Bringing different tires to dealer to mount in place of stock tires

I’m picking up a Prius next week and am not impressed with the stock tires. I’d like to buy different tires at Sam’s Club, and bring them to the dealer to put on at delivery. In such a situation, is it likely that the dealer will mount these at no charge and give me credit for the stock tires?

I’d say that’s highly unlikely, but you could ask. The dealer will probably try his best to talk you out of the switch.

The stock tires on a Prius are designed specifically to aid in achieving high fuel mileage. Any tire you get at Sam’s Club will probably reduce the gas mileage on your new Prius. Are you willing to live with the trade-off?

-IF- the dealer stocks tires, maybe. And even then you will not get retail price, it will be below their cost as they can’t be sold as ‘new’ to the next customer. ( albeit super low mileage ‘new take offs’ as we call them )
But most likely NOT. Unless you were buying the upgrade from them. ( and I wouldn’t expect Sams Club to buy them from you either.)
Doesn’t hurt to ask but be ready for a complete ‘no’.

Each dealer’s policy is different. And it might matter whom within the dealer you ask. Here at my Ford dealer we do a lot of tire & wheel swapping and upgrading. For a good regular/repeat customer I would give credit for ‘new take offs’ even if they brought outside sourced tires, but charge for mount and balance. ( The service mgr might even have said no but, as the parts department asst mgr, I could still make it happen. )

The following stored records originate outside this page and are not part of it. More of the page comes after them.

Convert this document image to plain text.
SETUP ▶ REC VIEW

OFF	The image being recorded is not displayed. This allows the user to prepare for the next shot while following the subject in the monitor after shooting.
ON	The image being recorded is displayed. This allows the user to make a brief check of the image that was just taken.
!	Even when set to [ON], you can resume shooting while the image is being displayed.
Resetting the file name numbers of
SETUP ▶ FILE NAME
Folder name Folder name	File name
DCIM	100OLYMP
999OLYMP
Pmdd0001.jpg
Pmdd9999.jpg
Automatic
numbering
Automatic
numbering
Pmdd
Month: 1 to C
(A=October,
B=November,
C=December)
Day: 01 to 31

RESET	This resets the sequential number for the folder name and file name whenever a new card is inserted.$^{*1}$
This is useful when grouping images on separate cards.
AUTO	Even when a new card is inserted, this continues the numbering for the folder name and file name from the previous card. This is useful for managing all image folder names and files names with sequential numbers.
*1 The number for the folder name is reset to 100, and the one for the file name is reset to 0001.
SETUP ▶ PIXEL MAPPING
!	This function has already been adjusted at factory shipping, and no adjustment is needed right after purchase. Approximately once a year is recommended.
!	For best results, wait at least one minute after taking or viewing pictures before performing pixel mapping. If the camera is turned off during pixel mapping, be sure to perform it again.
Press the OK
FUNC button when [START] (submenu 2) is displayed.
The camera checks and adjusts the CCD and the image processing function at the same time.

Wouldn’t it be easier to let Sam’s Club mount the tires???

Wouldn’t it be even easier (and cheaper) to wear out the stock tires? I’m curious - what tires do you want instead, and why?

Why not ask the dealer to acquire your desired tires and see what price transpires? New car dealers are not always $$$$ for buying tires, it all depends.

Michelin Radial X, which I put on my '07 Prius after the original Goodyear Integrity’s wore out at 22,000 miles. They are also low rolling resistance, but a much better tire. The new car is a '10 Prius.

I agree, have you been through the “meeting” with the aftermarket equipment member of the sales team? see if you can work this switch in some form through him,perhaps you a dealing with a reasonable Dealer.